Flight controls, including throttles for the engines and cables for the tail and rudder, run through the aft bulkhead and were damaged, but the plane landed safely.
That incident, in which passengers could turn around in the cabin and see out the back of the plane, resulted in an FAA order to U.S. airlines for detailed inspections of similar older DC9s to find other cracks. Fewer than 125 of the 377 DC9s in the fleet were subject to those inspections, but industry sources said yesterday 141 planes had been inspected.
The FAA reported 41 planes with small cracks, though only one had a crack of serious length.
At least two follow-up orders from the FAA for more frequent DC9 inspections are expected this weekend or early next week as the data is evaluated, officials said.
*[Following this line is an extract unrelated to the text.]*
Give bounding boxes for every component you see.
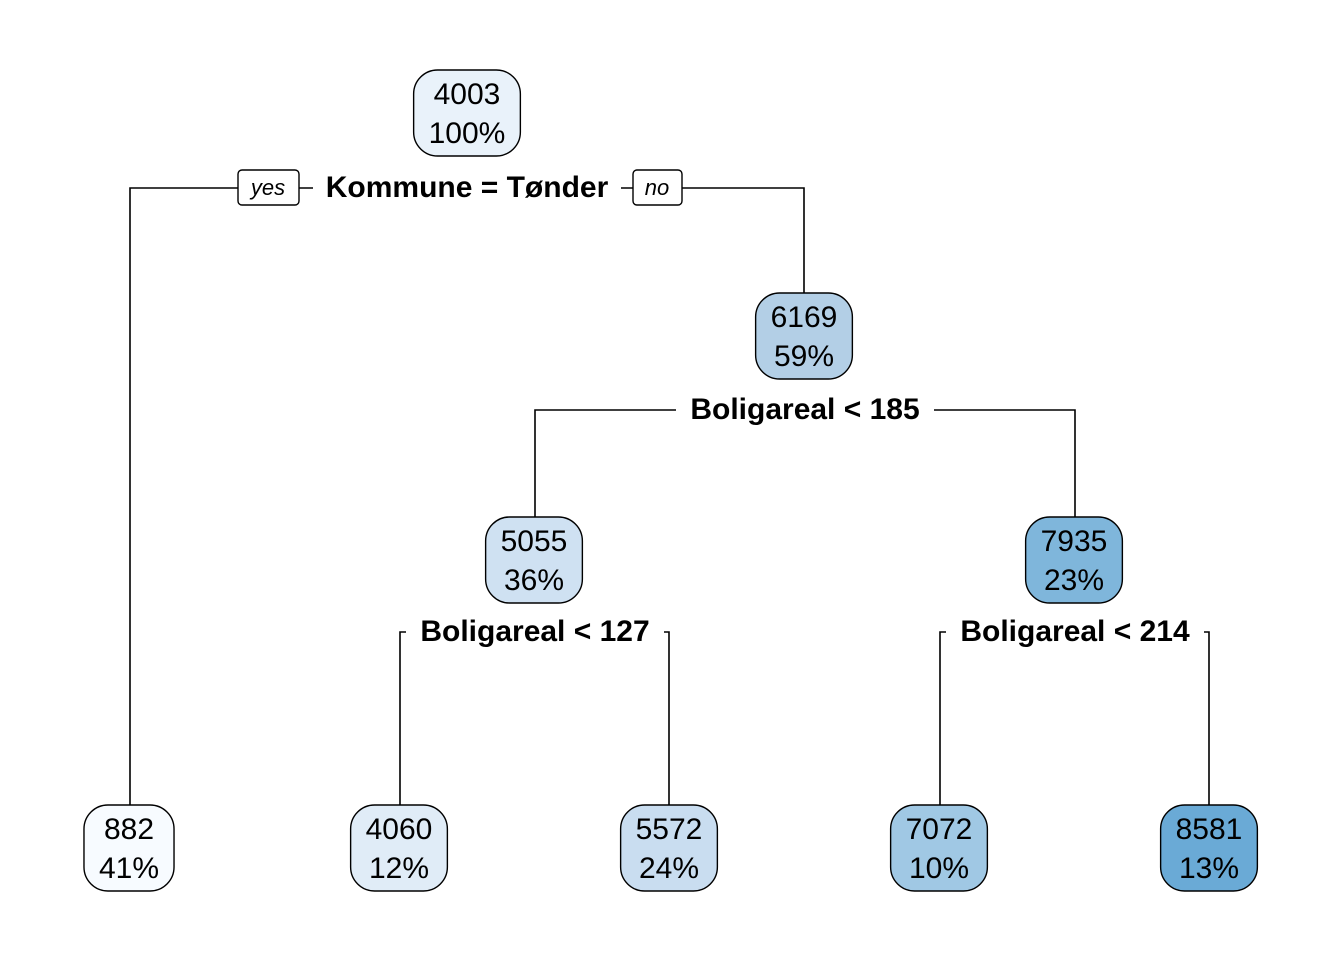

Charles Foster, the FAA's associate administrator for aviation standards, said yesterday that "with airline deregulation, a lot of people are getting older planes out of storage" as smaller airlines seek to become larger airlines.
As a result of the "geriatric" study, Foster said, "inspections will probably have to become more frequent" after a plane reaches a certain age.
FAA Administrator Langhorne Bond, Foster and other aides recently visited Wright-Patterson Air Force Base in Ohio to study what the Air Force has been doing on the problem of aging airplanes.
"Frankly, the Air Force is ahead of us right now," a senior FAA official said."They know more about the problem and they're helping us with this." New regulations stressing inspections are being drafted based on work from that study, officials said.
Cracks in load-bearing metal structures are a regular, expected occurrence in aviation. The trick is to be sure that inspection procedures are frequent enough to catch the cracks and repair them before they reach dangerous lengths.
The older a plane gets, the theory goes, the more fatigued its metal supports become and the more subject they are to cracking.
The DC9 incident has received considerable publicity, but a similar case occurred in May 1977 when a Dan-Air Boeing 707 crashed near Lusaka, Zambia, and killed all six persons aboard.
The British Department of Trade reported the cause of that accident was "metal fatigue and inadequate design" in the horizontal stabilizer rear spar, which means that the plane essentially became uncontrollable. Investigators found that the airline operator had followed the approved inspection schedule.
Boeing 707 operators around the world subsequently reduced the time between inspections.
The problem with the DC aft bulkhead first was reported in 1976, and McDonnell Douglas recommended to operators that they either modify the bulkhead to strengthen it or increase their inspection schedules.
Air Canada had inspected the airplane that was involved in the Monday incident in the spring of this year, using X-rays, but found no problems, according to FAA officials.
The new FAA orders for DC9s, expected this weekend, will beef up inspection schedules and techniques for the type of DC9 Air Canada was flying, and will extend a more rigorous inspection schedule to similar DC9s -- those that have stairways in the tail.
An FAA official said this last order was in the drafting stage, because of reports of cracks, when the Air Canada incident occurred.